Names #5: The Towers We Build

In the 18th century, there was a Spanish philosopher named Miguel de Unamuno who came up with one of the best questions to illustrate the human condition. This was the question: If you had to choose between creating amazing works of art that would last forever and would make the world a better place, but you would remain anonymous; or you could become a famous, world renown artist and painter but your works would be totally forgotten. Which would you choose?

Insignificant fame or Anonymous blessing?

So this is a series on a small theme in the book of Genesis. Namely, that Genesis cares a lot about names. Apparently the Bible cares a lot about the language we use to describe the world and each other.

Last week I talked about how after the fall in Genesis, Adam and Eve try to find their own names, independent of God. But what happens when that stops just being a problem for a couple of people and starts to be the way the whole world operates?

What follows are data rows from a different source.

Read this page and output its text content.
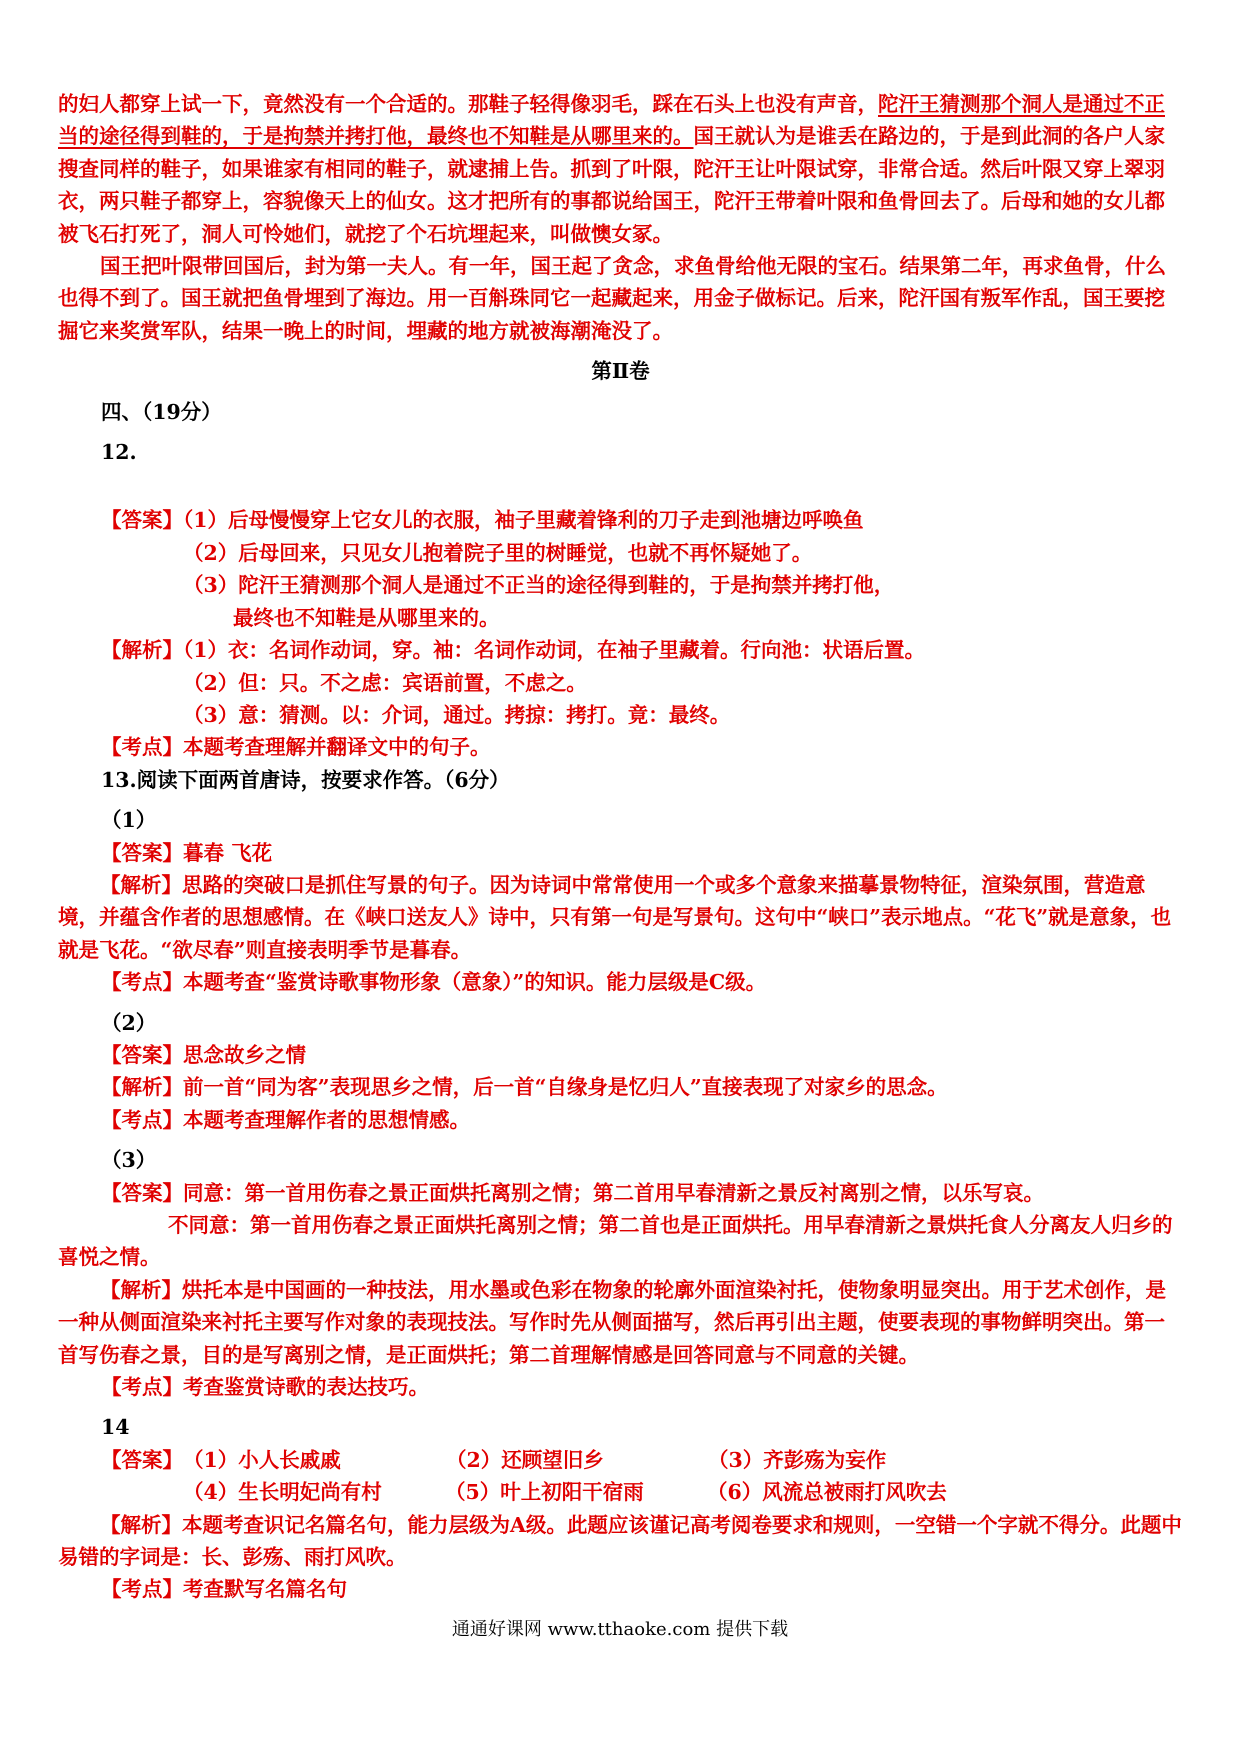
的妇人都穿上试一下，竟然没有一个合适的。那鞋子轻得像羽毛，踩在石头上也没有声音，陀汗王猜测那个洞人是通过不正当的途径得到鞋的，于是拘禁并拷打他，最终也不知鞋是从哪里来的。国王就认为是谁丢在路边的，于是到此洞的各户人家搜查同样的鞋子，如果谁家有相同的鞋子，就逮捕上告。抓到了叶限，陀汗王让叶限试穿，非常合适。然后叶限又穿上翠羽衣，两只鞋子都穿上，容貌像天上的仙女。这才把所有的事都说给国王，陀汗王带着叶限和鱼骨回去了。后母和她的女儿都被飞石打死了，洞人可怜她们，就挖了个石坑埋起来，叫做懊女冢。

国王把叶限带回国后，封为第一夫人。有一年，国王起了贪念，求鱼骨给他无限的宝石。结果第二年，再求鱼骨，什么也得不到了。国王就把鱼骨埋到了海边。用一百斛珠同它一起藏起来，用金子做标记。后来，陀汗国有叛军作乱，国王要挖掘它来奖赏军队，结果一晚上的时间，埋藏的地方就被海潮淹没了。

第Ⅱ卷

四、（19分）

12.

【答案】（1）后母慢慢穿上它女儿的衣服，袖子里藏着锋利的刀子走到池塘边呼唤鱼

（2）后母回来，只见女儿抱着院子里的树睡觉，也就不再怀疑她了。

（3）陀汗王猜测那个洞人是通过不正当的途径得到鞋的，于是拘禁并拷打他，

最终也不知鞋是从哪里来的。

【解析】（1）衣：名词作动词，穿。袖：名词作动词，在袖子里藏着。行向池：状语后置。

（2）但：只。不之虑：宾语前置，不虑之。

（3）意：猜测。以：介词，通过。拷掠：拷打。竟：最终。

【考点】本题考查理解并翻译文中的句子。

13.阅读下面两首唐诗，按要求作答。（6分）

（1）

【答案】暮春 飞花

【解析】思路的突破口是抓住写景的句子。因为诗词中常常使用一个或多个意象来描摹景物特征，渲染氛围，营造意境，并蕴含作者的思想感情。在《峡口送友人》诗中，只有第一句是写景句。这句中“峡口”表示地点。“花飞”就是意象，也就是飞花。“欲尽春”则直接表明季节是暮春。

【考点】本题考查“鉴赏诗歌事物形象（意象）”的知识。能力层级是C级。

（2）

【答案】思念故乡之情

【解析】前一首“同为客”表现思乡之情，后一首“自缘身是忆归人”直接表现了对家乡的思念。

【考点】本题考查理解作者的思想情感。

（3）

【答案】同意：第一首用伤春之景正面烘托离别之情；第二首用早春清新之景反衬离别之情，以乐写哀。

不同意：第一首用伤春之景正面烘托离别之情；第二首也是正面烘托。用早春清新之景烘托食人分离友人归乡的喜悦之情。

【解析】烘托本是中国画的一种技法，用水墨或色彩在物象的轮廓外面渲染衬托，使物象明显突出。用于艺术创作，是一种从侧面渲染来衬托主要写作对象的表现技法。写作时先从侧面描写，然后再引出主题，使要表现的事物鲜明突出。第一首写伤春之景，目的是写离别之情，是正面烘托；第二首理解情感是回答同意与不同意的关键。

【考点】考查鉴赏诗歌的表达技巧。

14

【答案】（1）小人长戚戚	（2）还顾望旧乡	（3）齐彭殇为妄作

（4）生长明妃尚有村	（5）叶上初阳干宿雨	（6）风流总被雨打风吹去

【解析】本题考查识记名篇名句，能力层级为A级。此题应该谨记高考阅卷要求和规则，一空错一个字就不得分。此题中易错的字词是：长、彭殇、雨打风吹。

【考点】考查默写名篇名句

通通好课网 www.tthaoke.com 提供下载
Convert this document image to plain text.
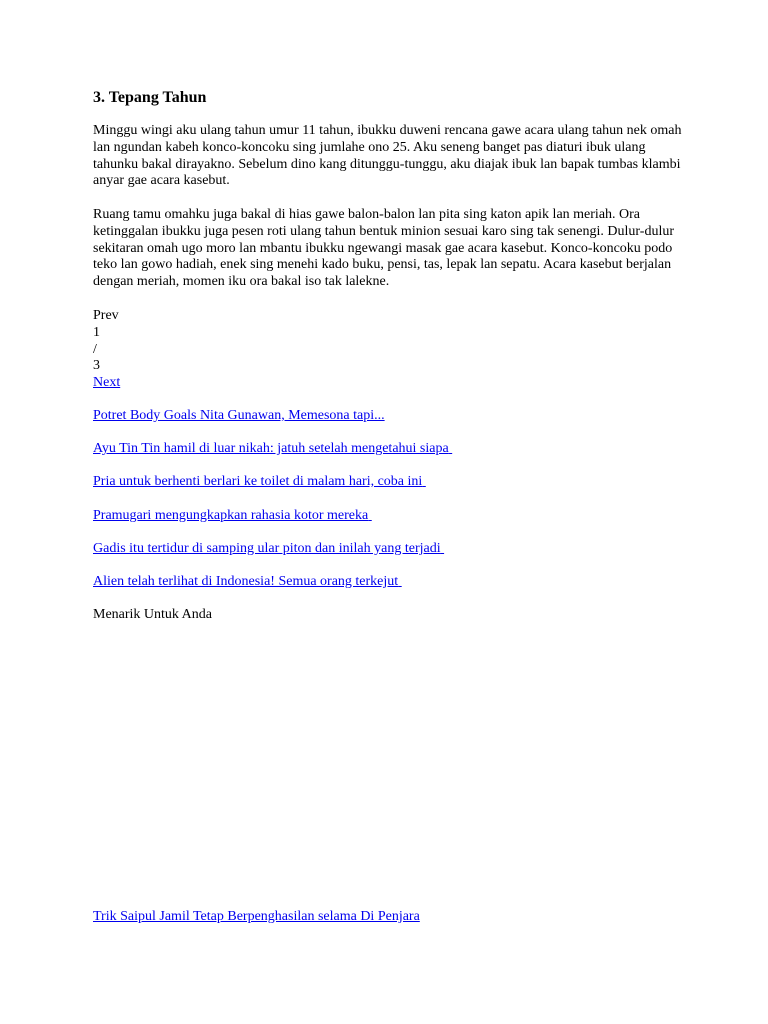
3. Tepang Tahun

Minggu wingi aku ulang tahun umur 11 tahun, ibukku duweni rencana gawe acara ulang tahun nek omah lan ngundan kabeh konco-koncoku sing jumlahe ono 25. Aku seneng banget pas diaturi ibuk ulang tahunku bakal dirayakno. Sebelum dino kang ditunggu-tunggu, aku diajak ibuk lan bapak tumbas klambi anyar gae acara kasebut.

Ruang tamu omahku juga bakal di hias gawe balon-balon lan pita sing katon apik lan meriah. Ora ketinggalan ibukku juga pesen roti ulang tahun bentuk minion sesuai karo sing tak senengi. Dulur-dulur sekitaran omah ugo moro lan mbantu ibukku ngewangi masak gae acara kasebut. Konco-koncoku podo teko lan gowo hadiah, enek sing menehi kado buku, pensi, tas, lepak lan sepatu. Acara kasebut berjalan dengan meriah, momen iku ora bakal iso tak lalekne.

Prev
1
/
3
Next
Potret Body Goals Nita Gunawan, Memesona tapi...
Ayu Tin Tin hamil di luar nikah: jatuh setelah mengetahui siapa
Pria untuk berhenti berlari ke toilet di malam hari, coba ini
Pramugari mengungkapkan rahasia kotor mereka
Gadis itu tertidur di samping ular piton dan inilah yang terjadi
Alien telah terlihat di Indonesia! Semua orang terkejut
Menarik Untuk Anda
Trik Saipul Jamil Tetap Berpenghasilan selama Di Penjara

Just eight chapters later, Genesis tells us about how the how the whole world was speaking the same language. And they all got together because they wanted to build a tower. Which actually sounds like a pretty good idea. I mean we build towers all the time. But Genesis is telling us something here. They are trying to exceed the limitations of being human. They are trying to be gods.

The real reason they wanted to build a tower was because they wanted to “make a name for themselves.” (The actual Hebrew here is Donald Trump).

Now think about this for a second. They aren’t actually concerned about the project they are building. Their real goal is to be important. Their real goal isn’t the tower, but to justify their existence.

And God doesn’t like that goal at all.